House debates

Wednesday, 25 June 2014

Bills

Customs Tariff Amendment (Fuel Indexation) Bill 2014, Excise Tariff Amendment (Fuel Indexation) Bill 2014, Fuel Indexation (Road Funding) Bill 2014, Fuel Indexation (Road Funding) Special Account Bill 2014; Second Reading

4:36 pm

Photo of Warren SnowdonWarren Snowdon (Lingiari, Australian Labor Party, Shadow Parliamentary Secretary for External Territories) Share this | Hansard source

Lyons is not a large regional electorate. Let me just tell you what the impact of this GST is on those communities—I'll speak up on behalf of their constituents, even if they won't. Let me be very clear: the fuel excise will have a dramatic impact on people who live in those communities. We heard the Deputy Prime Minister say today in question time that the major impact of the tax is on the trucking industry. Well, I've got news for him. The major impact of the tax is on residents and constituents of mine who live in remote parts of northern Australia.

If you index fuel in the way that is being proposed and it also cops the GST it becomes a cascading tax. So if you pay fuel at $1.53 a litre then the current excise plus GST is 53.2c. If, however, you are paying $2.50 a litre you are paying 63c tax, a difference of 10c. But, of course, the people opposite do not acknowledge this cascading impact of this tax on the cost of fuel for people who live in regional Australia. They need to understand the impact of this tax on those people and on their lives, because families will be adversely affected by this silly tax. The Deputy Prime Minister has already said, and others have spoken of this: 'Fuel tax is a tax on distance. If ever there was a country that should not aggressively tax fuel it is a vast country like Australia. It is a tax on doing business outside of the capital cities. It is a tax on farming and the distant parts of our nation. It is a tax on living and setting up a business in a country town.'

Let me tell you that at Numbulwar in the Northern Territory people are currently paying $2.57 a litre for fuel. At Ngukurr, close by, the price is somewhat similar. Ngukurr is 300 kilometres from Katherine in the Northern Territory.
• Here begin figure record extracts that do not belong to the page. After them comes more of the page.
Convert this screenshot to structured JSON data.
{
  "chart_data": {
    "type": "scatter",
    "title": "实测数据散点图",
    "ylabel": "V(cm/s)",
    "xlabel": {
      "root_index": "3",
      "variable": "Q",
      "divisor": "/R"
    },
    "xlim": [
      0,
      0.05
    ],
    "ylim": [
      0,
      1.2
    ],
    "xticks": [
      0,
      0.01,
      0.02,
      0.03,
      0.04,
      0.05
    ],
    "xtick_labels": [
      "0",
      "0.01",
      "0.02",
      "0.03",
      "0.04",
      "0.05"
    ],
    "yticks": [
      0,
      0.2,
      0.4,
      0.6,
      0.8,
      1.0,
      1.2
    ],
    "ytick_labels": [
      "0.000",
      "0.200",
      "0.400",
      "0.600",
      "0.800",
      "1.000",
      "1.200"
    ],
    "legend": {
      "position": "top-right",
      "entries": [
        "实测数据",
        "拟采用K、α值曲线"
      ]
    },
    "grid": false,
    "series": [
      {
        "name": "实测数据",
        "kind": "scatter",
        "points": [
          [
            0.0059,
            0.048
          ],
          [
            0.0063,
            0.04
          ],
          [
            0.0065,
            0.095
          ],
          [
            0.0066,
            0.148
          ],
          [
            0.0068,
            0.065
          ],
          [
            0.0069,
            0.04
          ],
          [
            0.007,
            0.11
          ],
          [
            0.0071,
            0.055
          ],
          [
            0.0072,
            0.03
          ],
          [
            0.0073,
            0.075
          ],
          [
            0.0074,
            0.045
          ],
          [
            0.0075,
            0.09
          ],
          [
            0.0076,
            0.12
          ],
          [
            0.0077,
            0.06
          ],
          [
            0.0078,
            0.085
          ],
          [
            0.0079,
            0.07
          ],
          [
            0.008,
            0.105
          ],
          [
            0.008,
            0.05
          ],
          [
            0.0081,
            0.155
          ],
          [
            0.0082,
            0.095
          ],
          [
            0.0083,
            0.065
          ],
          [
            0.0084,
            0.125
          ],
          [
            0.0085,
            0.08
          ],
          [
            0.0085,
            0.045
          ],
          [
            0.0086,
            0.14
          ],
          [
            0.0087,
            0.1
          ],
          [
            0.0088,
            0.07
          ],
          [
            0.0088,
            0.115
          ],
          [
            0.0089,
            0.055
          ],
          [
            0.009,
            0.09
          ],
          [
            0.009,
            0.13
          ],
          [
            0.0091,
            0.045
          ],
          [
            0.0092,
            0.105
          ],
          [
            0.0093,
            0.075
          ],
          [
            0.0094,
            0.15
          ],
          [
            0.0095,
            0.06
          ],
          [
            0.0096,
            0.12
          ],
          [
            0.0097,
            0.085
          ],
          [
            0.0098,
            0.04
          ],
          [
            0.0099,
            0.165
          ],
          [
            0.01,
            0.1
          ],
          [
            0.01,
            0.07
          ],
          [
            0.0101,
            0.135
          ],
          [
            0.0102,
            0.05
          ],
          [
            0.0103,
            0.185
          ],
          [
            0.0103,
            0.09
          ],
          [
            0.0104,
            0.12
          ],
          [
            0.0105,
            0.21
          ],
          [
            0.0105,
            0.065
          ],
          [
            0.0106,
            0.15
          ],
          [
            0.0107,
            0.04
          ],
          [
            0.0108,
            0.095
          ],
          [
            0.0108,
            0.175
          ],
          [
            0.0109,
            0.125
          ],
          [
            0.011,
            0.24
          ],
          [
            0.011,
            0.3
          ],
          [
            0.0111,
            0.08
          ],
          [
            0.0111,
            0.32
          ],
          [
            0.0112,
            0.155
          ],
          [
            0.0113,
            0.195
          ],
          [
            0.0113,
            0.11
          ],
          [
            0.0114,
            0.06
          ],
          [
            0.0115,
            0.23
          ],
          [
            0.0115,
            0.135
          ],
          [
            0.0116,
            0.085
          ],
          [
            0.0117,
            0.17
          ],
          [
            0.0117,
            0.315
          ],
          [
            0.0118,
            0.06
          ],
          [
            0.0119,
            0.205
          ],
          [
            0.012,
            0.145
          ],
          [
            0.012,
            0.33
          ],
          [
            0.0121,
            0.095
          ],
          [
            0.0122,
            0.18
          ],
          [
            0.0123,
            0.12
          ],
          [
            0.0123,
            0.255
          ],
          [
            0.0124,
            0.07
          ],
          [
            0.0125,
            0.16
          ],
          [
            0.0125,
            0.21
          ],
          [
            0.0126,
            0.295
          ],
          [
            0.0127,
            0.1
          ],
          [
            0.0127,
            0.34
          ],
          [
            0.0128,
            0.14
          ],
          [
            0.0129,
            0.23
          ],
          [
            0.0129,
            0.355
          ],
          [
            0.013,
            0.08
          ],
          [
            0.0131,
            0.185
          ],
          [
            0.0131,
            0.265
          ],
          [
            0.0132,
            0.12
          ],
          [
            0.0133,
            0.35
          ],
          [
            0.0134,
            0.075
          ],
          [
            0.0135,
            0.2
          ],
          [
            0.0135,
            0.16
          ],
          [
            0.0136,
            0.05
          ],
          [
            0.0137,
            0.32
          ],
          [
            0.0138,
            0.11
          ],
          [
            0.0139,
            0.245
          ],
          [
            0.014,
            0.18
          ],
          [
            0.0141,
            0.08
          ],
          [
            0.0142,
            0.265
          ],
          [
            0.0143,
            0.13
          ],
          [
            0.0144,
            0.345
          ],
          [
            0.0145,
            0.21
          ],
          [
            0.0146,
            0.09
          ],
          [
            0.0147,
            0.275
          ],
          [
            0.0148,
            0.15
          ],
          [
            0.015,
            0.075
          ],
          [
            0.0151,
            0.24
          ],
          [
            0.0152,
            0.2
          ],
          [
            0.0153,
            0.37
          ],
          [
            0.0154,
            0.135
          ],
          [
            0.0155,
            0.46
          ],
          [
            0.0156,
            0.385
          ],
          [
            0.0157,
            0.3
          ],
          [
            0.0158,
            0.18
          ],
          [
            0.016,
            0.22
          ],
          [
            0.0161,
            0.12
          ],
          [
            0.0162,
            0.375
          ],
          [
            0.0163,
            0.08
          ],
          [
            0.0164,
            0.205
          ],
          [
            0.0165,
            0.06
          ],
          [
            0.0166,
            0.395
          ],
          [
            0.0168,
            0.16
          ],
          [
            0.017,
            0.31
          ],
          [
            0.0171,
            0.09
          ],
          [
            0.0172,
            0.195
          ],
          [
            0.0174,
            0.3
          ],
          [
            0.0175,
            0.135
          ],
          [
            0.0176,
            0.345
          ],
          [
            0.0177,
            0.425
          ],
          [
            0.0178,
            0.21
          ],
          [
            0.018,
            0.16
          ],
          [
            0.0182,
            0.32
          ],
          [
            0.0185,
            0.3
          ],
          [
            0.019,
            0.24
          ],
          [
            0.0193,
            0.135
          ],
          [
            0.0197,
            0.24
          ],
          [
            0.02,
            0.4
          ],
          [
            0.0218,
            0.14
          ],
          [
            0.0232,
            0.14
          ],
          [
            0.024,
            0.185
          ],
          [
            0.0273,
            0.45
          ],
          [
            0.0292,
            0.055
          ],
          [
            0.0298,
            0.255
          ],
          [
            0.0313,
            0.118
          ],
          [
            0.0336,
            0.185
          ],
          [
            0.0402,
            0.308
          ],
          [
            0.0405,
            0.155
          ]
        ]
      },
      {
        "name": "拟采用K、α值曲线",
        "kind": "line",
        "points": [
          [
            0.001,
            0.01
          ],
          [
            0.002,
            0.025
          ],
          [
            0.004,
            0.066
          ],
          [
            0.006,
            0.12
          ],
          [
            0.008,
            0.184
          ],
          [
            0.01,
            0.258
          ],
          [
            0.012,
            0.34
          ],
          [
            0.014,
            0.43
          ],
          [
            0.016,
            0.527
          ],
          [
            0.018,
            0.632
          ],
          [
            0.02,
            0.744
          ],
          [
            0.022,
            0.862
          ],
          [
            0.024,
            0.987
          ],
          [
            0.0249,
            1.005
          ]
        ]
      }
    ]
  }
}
People play football in Katherine of the weekend. The round trip is 600 kilometres and they are paying about $2.50 a litre for fuel. Who can say that this is sustainable? Who can argue that this impost that is going to have a cascading impact and increase over time will not have a major impact on those communities?

It is not the trucking industry, it is the people who live in those places who are most adversely affected by the changes which are being made. They already suffer huge costs. For example, the Central Land Council did a remote communities store price mark-up survey of the price in the CLC region compared to in the nearest regional centres of Tennant Creek, Alice Springs or Katherine. It found: fruit and vegetables, 35 per cent mark-up; essential health items, 55 per cent; variety products, 150 per cent; takeaway foods, 100 per cent; clothing, 80 per cent. It is the people there who are going to suffer, yet people in this chamber from the National Party and those people who purport to represent regional seats are not prepared to get up on their scrapers and represent the interests of those people.

We have an obligation in this place to tell this government that the people who will be most adversely affected, in this case in the Northern Territory, are the poorest people in Australia. They will be most gravely impacted by the whole suite of measures in this budget and this fuel indexation proposal will most adversely impact upon them. It is an absolute shame that we cannot get the members of the National Party to come in here and explain why it is they are going to support this measure when they know it is contrary to the interests of their constituents. I make it very clear that there is no way on God's earth I would support such an impost on the people in my community. Why would they?